Less well known is that the Obama campaign also had a panel of unpaid academic advisers. The group — which calls itself the “consortium of behavioral scientists,” or COBS — provided ideas on how to counter false rumors, like one that President Obama is a Muslim. It suggested how to characterize the Republican opponent, Mitt Romney, in advertisements. It also delivered research-based advice on how to mobilize voters.
“In the way it used research, this was a campaign like no other,” said Todd Rogers, a psychologist at Harvard’s Kennedy School of Government and a former director of the Analyst Institute. “It’s a big change for a culture that historically has relied on consultants, experts and gurulike intuition.” …
In addition to Dr. Fox, the consortium included Susan T. Fiske of Princeton University; Samuel L. Popkin of the University of California, San Diego; Robert Cialdini, a professor emeritus at Arizona State University; Richard H. Thaler, a professor of behavioral science and economics at the University of Chicago’s business school; and Michael Morris, a psychologist at Columbia.
It`s useful to have bright people in your campaign whose salaries are being paid for by the taxpayers or wealthy institutions.
“A kind of dream team, in my opinion,” Dr. Fox said.
He said that the ideas the team proposed were “little things that can make a difference” in people’s behavior.
For example, Dr. Fiske’s research has shown that when deciding on a candidate, people generally focus on two elements: competence and warmth. “A candidate wants to make sure to score high on both dimensions,” Dr. Fiske said in an interview. “You can’t just run on the idea that everyone wants to have a beer with you; some people care a whole lot about competence.”
Yup, you`d need some real geniuses to figure that out.
Most of the behavioral science breakthroughs in the article don`t seem all that brilliant, but, one way or another, Team Obama outperformed Romney`s hired guns.

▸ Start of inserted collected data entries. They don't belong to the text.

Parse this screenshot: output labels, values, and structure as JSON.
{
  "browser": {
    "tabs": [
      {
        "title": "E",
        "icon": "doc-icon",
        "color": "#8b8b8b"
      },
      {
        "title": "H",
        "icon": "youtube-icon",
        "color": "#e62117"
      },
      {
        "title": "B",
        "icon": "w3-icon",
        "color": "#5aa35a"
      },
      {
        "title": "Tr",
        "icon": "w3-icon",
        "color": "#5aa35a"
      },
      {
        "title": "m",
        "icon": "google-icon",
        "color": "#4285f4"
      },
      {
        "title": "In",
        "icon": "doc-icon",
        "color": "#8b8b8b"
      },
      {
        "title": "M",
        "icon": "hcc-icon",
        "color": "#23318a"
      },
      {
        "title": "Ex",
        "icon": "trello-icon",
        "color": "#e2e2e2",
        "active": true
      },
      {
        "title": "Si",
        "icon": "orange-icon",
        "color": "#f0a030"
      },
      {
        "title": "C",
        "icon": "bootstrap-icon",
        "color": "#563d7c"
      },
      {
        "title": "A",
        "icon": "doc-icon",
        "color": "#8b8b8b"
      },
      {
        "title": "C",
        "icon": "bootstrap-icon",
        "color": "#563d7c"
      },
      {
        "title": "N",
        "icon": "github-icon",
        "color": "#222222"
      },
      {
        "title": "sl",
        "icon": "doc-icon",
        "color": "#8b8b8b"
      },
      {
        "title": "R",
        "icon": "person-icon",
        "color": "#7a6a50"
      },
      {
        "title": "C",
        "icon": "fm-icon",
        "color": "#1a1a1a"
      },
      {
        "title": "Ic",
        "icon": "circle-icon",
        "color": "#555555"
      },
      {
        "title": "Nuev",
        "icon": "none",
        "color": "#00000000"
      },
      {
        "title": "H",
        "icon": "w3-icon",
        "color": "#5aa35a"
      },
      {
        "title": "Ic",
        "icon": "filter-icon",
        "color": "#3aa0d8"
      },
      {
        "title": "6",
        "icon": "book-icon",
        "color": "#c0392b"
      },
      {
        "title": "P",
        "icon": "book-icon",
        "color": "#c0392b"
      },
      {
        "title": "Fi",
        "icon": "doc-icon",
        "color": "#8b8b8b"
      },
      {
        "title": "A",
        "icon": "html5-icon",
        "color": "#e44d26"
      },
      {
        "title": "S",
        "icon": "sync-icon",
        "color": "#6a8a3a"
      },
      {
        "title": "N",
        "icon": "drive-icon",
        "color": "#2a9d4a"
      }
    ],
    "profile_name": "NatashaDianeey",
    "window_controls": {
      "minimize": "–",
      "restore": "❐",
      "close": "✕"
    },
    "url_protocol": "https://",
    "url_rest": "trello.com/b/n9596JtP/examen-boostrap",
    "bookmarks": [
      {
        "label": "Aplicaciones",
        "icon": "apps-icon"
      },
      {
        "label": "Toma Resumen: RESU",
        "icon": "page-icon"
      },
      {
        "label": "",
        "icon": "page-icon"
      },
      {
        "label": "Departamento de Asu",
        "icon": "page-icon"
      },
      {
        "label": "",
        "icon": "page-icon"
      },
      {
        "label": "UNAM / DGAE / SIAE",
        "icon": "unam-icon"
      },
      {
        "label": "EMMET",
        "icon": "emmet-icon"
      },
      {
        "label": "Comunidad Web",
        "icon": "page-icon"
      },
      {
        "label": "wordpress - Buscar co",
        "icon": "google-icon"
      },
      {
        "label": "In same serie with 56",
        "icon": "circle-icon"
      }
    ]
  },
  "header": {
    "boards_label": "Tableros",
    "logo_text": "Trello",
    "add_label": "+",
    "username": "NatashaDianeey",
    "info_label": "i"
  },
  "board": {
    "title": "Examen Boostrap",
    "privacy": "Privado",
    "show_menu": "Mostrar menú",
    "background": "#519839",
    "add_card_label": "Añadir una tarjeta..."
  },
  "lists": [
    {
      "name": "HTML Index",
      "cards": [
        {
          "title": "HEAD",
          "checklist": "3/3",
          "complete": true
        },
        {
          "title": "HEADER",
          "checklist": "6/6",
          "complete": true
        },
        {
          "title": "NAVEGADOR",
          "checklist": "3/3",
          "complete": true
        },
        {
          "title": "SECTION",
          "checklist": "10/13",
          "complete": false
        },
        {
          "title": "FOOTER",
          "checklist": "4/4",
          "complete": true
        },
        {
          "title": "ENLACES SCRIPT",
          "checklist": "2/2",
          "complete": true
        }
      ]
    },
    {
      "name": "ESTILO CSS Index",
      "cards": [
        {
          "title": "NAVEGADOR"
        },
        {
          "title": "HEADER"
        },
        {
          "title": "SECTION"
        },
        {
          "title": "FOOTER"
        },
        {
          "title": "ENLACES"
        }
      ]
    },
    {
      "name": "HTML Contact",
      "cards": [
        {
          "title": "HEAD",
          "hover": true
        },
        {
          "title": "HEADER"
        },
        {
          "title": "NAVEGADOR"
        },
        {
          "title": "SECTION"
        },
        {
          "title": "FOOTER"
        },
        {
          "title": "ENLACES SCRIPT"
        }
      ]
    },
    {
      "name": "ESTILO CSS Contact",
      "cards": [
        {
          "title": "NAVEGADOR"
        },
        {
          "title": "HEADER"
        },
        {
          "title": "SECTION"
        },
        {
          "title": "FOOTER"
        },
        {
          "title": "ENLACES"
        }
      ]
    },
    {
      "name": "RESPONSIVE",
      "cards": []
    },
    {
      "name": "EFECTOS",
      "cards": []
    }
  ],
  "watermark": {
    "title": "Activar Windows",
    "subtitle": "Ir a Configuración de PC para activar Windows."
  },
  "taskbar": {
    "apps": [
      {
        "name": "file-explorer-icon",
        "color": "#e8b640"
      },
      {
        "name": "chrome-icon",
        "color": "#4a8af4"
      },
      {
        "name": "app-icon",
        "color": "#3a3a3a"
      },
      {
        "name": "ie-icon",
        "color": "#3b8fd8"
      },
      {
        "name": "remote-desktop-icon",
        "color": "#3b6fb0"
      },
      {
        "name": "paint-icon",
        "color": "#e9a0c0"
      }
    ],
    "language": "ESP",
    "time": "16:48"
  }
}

The daughters of the consultants Romney hired will no doubt have lovely weddings someday courtesy of the amount of cash that flowed in 2012.
There are a couple of issues for Republicans: one is that when you outsource everything, you often get taken to the cleaners. The other is the lack of institutional intellect. I often joke about the Republican Brain Trust, but, it`s serious: the Republican strategists aren`t that bright. You need academics, you need sabermetricians, you need guys who like numbers, not just the numbers in their bank accounts.